Détaché, expatrié : les conséquences sur la retraite

    Les Français de l’étranger se désignent volontiers sous le terme « expatrié ». Mais pour la sécurité sociale, l’expatriation a un sens bien particulier qui a des conséquences sur la retraite et qui doit être distinguée du détachement.

    Le détaché 

    Un salarié peut être détaché aux Etats-Unis pour une durée limitée à 5 ans. Il est maintenu au régime français de sécurité sociale et est dispensé de cotisations vieillesse à la Social Security américaine. Sa retraite est donc calculée comme s’il n’avait pas quitté le territoire français. Le détachement implique que le contrat de travail avec la société d’origine est maintenu durant la mission à l’étranger et que le salarié exerce sa mission pour le compte de sa société d’origine. « En cas de contrôle et il y en a de plus en plus, si l’URSSAF se rend compte que la société française ne rémunère plus le salarié, on peut remettre en cause le détachement » précise Stéphanie Druelles. Par ailleurs le détachement n’est possible que si le salarié était assuré préalablement au régime de sécurité sociale français.

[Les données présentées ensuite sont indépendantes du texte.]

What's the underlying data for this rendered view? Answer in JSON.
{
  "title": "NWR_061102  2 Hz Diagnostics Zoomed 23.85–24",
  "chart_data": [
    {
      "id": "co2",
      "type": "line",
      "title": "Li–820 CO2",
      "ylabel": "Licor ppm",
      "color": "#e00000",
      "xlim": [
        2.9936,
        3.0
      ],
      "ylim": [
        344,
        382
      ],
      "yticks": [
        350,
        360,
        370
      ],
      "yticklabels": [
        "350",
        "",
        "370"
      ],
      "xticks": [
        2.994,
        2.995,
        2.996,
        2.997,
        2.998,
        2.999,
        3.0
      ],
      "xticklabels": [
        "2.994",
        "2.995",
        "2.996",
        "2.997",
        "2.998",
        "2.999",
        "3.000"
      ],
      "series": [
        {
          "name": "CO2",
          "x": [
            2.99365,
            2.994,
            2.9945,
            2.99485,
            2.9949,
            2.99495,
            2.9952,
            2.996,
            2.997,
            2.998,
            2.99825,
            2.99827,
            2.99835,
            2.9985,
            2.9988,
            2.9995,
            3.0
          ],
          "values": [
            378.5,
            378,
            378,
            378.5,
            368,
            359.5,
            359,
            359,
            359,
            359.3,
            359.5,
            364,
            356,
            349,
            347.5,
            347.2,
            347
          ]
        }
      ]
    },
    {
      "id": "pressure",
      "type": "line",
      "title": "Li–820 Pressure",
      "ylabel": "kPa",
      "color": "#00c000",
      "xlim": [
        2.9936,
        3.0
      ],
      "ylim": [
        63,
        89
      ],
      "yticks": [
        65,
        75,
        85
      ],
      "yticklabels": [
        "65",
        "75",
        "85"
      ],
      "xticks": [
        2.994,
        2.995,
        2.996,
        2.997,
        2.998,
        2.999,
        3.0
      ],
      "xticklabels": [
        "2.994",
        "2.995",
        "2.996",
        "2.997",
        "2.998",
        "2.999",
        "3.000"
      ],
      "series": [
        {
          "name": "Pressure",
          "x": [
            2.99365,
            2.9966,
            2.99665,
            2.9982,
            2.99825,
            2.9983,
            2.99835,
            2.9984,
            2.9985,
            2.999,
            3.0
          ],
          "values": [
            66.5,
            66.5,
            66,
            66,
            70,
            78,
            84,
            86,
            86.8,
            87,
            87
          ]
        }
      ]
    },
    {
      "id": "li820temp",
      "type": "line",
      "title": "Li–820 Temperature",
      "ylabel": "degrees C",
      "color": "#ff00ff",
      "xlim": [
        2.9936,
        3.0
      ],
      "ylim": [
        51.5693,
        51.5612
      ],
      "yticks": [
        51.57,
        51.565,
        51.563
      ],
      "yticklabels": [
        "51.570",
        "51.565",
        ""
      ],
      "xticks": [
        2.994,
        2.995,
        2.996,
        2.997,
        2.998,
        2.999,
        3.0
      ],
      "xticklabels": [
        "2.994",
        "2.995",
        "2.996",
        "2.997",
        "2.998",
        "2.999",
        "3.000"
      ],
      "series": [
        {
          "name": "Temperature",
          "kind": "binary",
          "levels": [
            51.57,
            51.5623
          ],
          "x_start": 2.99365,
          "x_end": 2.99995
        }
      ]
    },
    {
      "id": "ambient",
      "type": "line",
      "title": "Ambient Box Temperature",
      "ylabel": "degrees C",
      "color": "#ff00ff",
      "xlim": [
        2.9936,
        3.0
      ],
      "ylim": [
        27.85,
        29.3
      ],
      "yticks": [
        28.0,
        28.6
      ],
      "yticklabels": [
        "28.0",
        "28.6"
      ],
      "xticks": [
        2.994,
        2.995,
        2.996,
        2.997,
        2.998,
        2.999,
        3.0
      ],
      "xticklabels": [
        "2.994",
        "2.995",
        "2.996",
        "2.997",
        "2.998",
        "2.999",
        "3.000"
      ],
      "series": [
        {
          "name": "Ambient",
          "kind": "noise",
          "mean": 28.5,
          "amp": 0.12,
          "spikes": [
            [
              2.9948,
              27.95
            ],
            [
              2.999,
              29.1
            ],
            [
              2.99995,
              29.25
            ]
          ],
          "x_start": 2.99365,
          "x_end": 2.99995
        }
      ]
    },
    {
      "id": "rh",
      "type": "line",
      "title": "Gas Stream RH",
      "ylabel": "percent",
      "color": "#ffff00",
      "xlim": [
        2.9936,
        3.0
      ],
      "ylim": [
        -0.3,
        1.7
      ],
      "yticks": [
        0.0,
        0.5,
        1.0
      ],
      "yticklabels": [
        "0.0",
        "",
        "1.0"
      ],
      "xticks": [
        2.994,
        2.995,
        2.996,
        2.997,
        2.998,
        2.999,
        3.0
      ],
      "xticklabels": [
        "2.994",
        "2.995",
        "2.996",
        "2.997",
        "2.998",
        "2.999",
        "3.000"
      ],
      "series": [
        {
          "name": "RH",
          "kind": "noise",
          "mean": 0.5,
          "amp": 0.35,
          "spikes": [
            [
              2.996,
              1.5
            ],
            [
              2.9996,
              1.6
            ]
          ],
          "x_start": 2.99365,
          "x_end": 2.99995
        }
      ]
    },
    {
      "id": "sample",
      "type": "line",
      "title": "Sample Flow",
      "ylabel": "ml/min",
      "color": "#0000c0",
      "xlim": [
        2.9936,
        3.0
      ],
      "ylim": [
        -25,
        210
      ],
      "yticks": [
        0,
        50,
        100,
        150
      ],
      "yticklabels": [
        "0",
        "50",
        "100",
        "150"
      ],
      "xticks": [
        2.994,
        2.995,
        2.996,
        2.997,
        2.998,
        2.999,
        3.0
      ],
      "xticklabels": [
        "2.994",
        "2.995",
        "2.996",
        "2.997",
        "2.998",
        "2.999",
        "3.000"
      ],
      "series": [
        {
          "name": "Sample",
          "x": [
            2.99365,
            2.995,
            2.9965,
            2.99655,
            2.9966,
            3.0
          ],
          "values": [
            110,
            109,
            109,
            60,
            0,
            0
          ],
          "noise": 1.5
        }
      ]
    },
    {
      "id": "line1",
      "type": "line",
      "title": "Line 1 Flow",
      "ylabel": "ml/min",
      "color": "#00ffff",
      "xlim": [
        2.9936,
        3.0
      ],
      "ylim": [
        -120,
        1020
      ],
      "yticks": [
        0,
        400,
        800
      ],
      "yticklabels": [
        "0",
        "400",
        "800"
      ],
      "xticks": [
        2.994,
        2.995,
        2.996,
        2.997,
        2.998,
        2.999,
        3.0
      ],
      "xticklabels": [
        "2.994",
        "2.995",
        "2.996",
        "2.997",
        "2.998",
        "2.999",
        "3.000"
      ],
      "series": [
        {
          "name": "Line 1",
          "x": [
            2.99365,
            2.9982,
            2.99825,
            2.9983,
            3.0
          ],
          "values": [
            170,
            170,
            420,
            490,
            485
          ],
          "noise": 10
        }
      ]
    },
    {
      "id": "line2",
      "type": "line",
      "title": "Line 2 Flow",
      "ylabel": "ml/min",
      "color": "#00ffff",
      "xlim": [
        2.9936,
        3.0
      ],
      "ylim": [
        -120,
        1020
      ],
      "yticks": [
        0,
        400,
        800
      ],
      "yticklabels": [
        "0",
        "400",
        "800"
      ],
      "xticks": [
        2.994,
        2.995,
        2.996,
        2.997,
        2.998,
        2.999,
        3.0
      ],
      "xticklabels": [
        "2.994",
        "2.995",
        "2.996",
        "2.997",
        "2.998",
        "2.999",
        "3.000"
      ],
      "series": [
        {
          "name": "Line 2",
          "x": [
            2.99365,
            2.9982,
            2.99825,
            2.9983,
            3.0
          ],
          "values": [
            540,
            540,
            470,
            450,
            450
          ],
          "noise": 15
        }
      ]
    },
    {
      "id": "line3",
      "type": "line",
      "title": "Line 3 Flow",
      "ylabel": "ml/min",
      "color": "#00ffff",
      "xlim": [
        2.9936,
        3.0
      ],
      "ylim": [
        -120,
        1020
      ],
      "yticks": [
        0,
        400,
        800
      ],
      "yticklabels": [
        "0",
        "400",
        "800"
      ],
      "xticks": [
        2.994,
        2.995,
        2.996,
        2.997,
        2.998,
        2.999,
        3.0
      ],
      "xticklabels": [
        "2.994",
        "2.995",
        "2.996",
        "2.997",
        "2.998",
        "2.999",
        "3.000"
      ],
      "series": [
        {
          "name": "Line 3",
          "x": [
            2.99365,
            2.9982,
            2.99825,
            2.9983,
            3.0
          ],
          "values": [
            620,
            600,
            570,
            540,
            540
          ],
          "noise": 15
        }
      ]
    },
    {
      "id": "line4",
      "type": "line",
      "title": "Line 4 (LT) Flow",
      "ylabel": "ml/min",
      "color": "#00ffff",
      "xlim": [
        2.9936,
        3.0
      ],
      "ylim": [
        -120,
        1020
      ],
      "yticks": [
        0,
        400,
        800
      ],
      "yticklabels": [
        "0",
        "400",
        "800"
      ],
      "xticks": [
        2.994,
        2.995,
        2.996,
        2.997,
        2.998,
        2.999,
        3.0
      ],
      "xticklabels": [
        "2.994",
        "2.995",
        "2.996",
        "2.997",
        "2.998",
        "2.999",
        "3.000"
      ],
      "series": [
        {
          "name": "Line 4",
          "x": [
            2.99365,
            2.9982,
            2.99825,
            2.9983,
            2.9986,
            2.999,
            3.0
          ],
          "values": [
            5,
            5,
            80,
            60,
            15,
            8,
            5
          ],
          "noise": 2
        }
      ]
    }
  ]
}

    En tant que non-salarié vous pouvez également vous auto-détacher aux Etats-Unis pour une période de deux ans maximum.

    L’expatrié

    Un travailleur est considéré comme expatrié au sens de la sécurité sociale lorsqu’il n’est plus rattaché au système français de sécurité sociale mais qu’il relève du régime de protection sociale du pays d’accueil auquel il doit alors obligatoirement cotiser. L’expatrié peut choisir de s’affilier aux régimes volontaires de sécurité sociale pour les expatriés. En ce qui concerne la retraite, cette affiliation se fera auprès de la CFE pour la retraite de base et d’Humanis pour la retraite complémentaire. Certaines entreprises proposent à leurs salariés de prendre en charge cette assurance volontaire, ou parfois des salariés négocient avec leur employeur qu’ils la prennent en charge. (voir fiche Faut-il cotiser au régime de retraite français ?)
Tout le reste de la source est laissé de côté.